Data shows that paying attention to customer experience is critical. According to the Zendesk Customer Experience Trends Report, roughly half of customers say they would switch to a competitor after just one bad experience. That number increases to 80% after more than one bad experience. To keep your customers happy and create loyalty, you need to optimise your CX. Customer journey mapping is a tool you can use to find ways to create those good experiences.
How to predict customer needs (and prepare to meet them)
You don’t need a crystal ball to predict your customer needs – but you do need data. The good news is, your customers are creating and sharing more data with you than ever before. 2.5 quintillion bytes of data are created every day. To put that number in perspective, it would take about 210,000 years for a quintillion gallons of water to go over Niagara Falls. It’s a colossal amount of information. But most companies are not using their customer data to make business decisions.
Predictive analytics and artificial intelligence (AI) use science to predict what might happen in the future — from what your customers need to the big trends. Netflix, for example, tailors watch lists for each subscriber based on their data profile — demographics, ratings, watch history and preferences influence what the algorithm will recommend. This focus on machine learning has delivered results: about 80% of what’s watched on Netflix is based on these AI-powered recommendations.
Know your customers
This one might sound obvious, but how well do you actually know your customers? To make demand forecasting effective, you need to collect and integrate data about your customers, your offerings, and the triggers to purchase. Then you can create a buyer persona for each of your customer segments and plan marketing and product strategies for each.
This starts with the basics: demographic customer data such as age, location, psychographic lifestyle and income. Previous purchases are often a good clue to what a customer will buy next. That data is usually easier to collect in online channels like in-app purchases or social media click-throughs. It can be a bigger challenge to collect this data from offline channels — and this is where loyalty programmes can be extremely helpful for tracking buying behaviour.
As well as fostering a better customer relationship, loyalty programmes can help businesses get to know their customers better. That, in turn, helps them create a better customer experience, and the circle continues.
Know the buying patterns of your target customers
It’s critical to understand context when trying to predict customer needs. How do your customers prefer to contact you? If you aren’t present on their channel of choice (email, phone, social media, app) you are missing opportunities. Other factors can affect customer demand — including the season, state of the economy, and even time of day. If your product is a quick impulse item like a box of chocolates, you’ll plan for it differently than for a long-lead luxury piece like a diamond ring. Understanding customer behaviour and planning to meet their demands.

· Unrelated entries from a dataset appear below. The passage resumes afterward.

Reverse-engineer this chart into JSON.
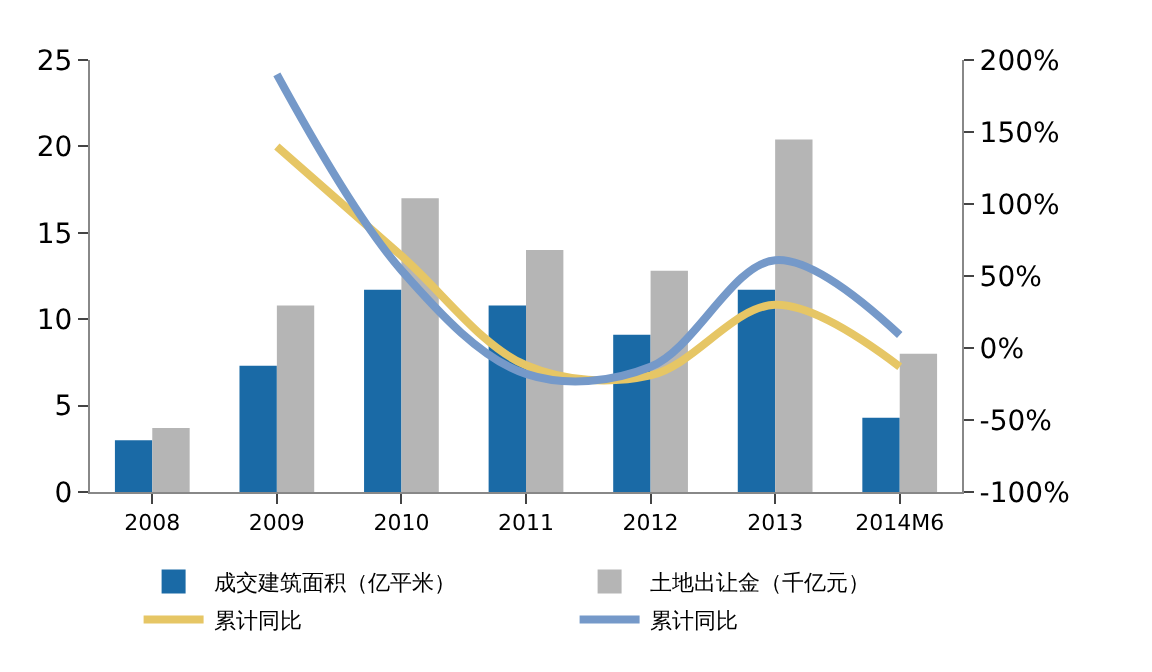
{
  "chart_data": {
    "type": "bar",
    "categories": [
      "2008",
      "2009",
      "2010",
      "2011",
      "2012",
      "2013",
      "2014M6"
    ],
    "series": [
      {
        "name": "成交建筑面积（亿平米）",
        "color": "#1a6aa6",
        "values": [
          3.0,
          7.3,
          11.7,
          10.8,
          9.1,
          11.7,
          4.3
        ]
      },
      {
        "name": "土地出让金（千亿元）",
        "color": "#b5b5b5",
        "values": [
          3.7,
          10.8,
          17.0,
          14.0,
          12.8,
          20.4,
          8.0
        ]
      },
      {
        "name": "累计同比",
        "type": "line",
        "axis": "y2",
        "color": "#e6c665",
        "values": [
          null,
          140,
          64,
          -12,
          -19,
          30,
          -13
        ]
      },
      {
        "name": "累计同比",
        "type": "line",
        "axis": "y2",
        "color": "#7599c9",
        "values": [
          null,
          190,
          54,
          -18,
          -13,
          61,
          9
        ]
      }
    ],
    "ylim": [
      0,
      25
    ],
    "yticks": [
      0,
      5,
      10,
      15,
      20,
      25
    ],
    "y2lim": [
      -100,
      200
    ],
    "y2ticks": [
      {
        "value": -100,
        "label": "-100%"
      },
      {
        "value": -50,
        "label": "-50%"
      },
      {
        "value": 0,
        "label": "0%"
      },
      {
        "value": 50,
        "label": "50%"
      },
      {
        "value": 100,
        "label": "100%"
      },
      {
        "value": 150,
        "label": "150%"
      },
      {
        "value": 200,
        "label": "200%"
      }
    ],
    "grid": false,
    "legend": "bottom"
  }
}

Companies that collect and analyse data about their customers, their purchase patterns and the context can create much more carefully targeted offers. For example, some companies can predict whether you are likely to get married soon based on purchase patterns and tailor their marketing offers to that context. It’s also possible to predict whether a customer is more likely to respond to an offer via mobile phone through data analytics.
Focus on your customers
Understanding what your customers need and how to meet their expectations means putting them first. Design your business round what they wish to achieve, and dig into your data to deliver great customer experiences.